Most Go benchmark functions do
for i := 0; i < b.N; i++ {
f()
}
The testing documentation has this example:
func BenchmarkBigLen(b *testing.B) {
big := NewBig()
b.ResetTimer()
for i := 0; i < b.N; i++ {
big.Len()
}
}
and in the standard library there are many similar benchmarks such as
this one from encoding/base64:
func BenchmarkEncodeToString(b *testing.B) {
data := make([]byte, 8192)
b.SetBytes(int64(len(data)))
for i := 0; i < b.N; i++ {
StdEncoding.EncodeToString(data)
}
}
In all of these, the result of the function being benchmarked is
unused, so a sufficiently smart compiler could turn the function call
into a no-op. (It seems that the compiler doesn't do this today,
though.)
To protect against this, it is common to introduce a package-scoped
sink variable to which the result is assigned. Here's an example from
math/big:
var sink string
func BenchmarkDecimalConversion(b *testing.B) {
for i := 0; i < b.N; i++ {
for shift := -100; shift <= +100; shift++ {
var d decimal
d.init(natOne, shift)
sink = d.String()
}
}
}
Assuming that a package-scoped sink var is the best way to write
benchmarks, I have two questions:
- Should we document this recommendation? Existing benchmark examples
(as well as the
https://blog.golang.org/subtests blog post) don't use
a sink and as far as I know no official Go documentation points out
this pitfall of writing benchmarks.
- Should go vet report that a function being benchmarked doesn't
assign its result in some blessed way? If such function calls can be
eliminated by the compiler, I don't think the benchmark code can be
considered "correct".
But is a package-scoped sink var even the way to go? As a non-expert
in compilers, I don't see why the compiler can't notice that the sink
var is write-only and replace the assignments with '_ =', at which
point it could eliminate any side-effect-free function calls on the
RHS of those assignments. So it seems to me that by using the
package-scoped sink vars, the benchmark author is implicitly saying "I
think the compiler is likely to become smart enough to do A, but never
smart enough to do B."
Here are two straw man alternatives to package-scoped sink vars:
- Document that the testing package ensures that functions called
inside the benchmark loop are not eliminated.

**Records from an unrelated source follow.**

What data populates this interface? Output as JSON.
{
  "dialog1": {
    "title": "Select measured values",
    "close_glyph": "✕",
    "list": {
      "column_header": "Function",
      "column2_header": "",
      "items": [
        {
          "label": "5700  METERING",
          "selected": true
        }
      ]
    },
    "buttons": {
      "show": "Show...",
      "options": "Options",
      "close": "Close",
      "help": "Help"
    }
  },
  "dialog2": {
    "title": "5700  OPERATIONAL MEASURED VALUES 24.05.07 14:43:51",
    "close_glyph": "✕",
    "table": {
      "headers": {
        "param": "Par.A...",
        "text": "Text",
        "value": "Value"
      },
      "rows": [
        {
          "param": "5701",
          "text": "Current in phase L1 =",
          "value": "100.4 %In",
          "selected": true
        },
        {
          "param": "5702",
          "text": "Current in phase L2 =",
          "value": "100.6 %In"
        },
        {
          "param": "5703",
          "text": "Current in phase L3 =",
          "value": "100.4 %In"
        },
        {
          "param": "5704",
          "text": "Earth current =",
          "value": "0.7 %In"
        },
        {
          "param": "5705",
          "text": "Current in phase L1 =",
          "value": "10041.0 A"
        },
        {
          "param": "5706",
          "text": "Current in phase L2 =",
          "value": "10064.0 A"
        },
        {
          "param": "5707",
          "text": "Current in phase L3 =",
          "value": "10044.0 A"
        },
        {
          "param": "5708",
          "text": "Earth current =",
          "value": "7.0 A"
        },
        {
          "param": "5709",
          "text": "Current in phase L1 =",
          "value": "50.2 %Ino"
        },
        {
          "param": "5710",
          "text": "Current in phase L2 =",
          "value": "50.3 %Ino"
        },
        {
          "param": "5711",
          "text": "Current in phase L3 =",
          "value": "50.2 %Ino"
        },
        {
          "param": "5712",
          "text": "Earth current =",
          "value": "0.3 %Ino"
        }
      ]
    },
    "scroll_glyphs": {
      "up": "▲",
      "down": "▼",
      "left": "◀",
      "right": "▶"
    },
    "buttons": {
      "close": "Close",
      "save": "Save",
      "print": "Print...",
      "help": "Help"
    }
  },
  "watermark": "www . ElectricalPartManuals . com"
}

Today we wouldn't have
to make any changes, and we could figure it out later once we
introduce the optimization. (One way would be to have `go test`
rewrite benchmark code to use sinks or other mechanisms.) This idea is
from dominikh.
- Similar to runtime.KeepAlive, add a function like runtime.Use or
testing.Use which ensures that a result will always be used. Today it
can be a no-op. Document that benchmark results should always be
marked as used using this function. (Or can runtime.KeepAlive be
co-opted for this purpose, even?)
If we do introduce an optimization that can eliminate benchmarked
functions, it will break many benchmarks in the standard library and
in the wild, so I think it's worth deciding on an official
recommendation sooner rather than later. If we decide that people need
to use package-scoped sink vars or runtime.Use or something else to
write correct benchmarks, it would be good to give everyone a few
cycles to fix their code before the optimization goes in.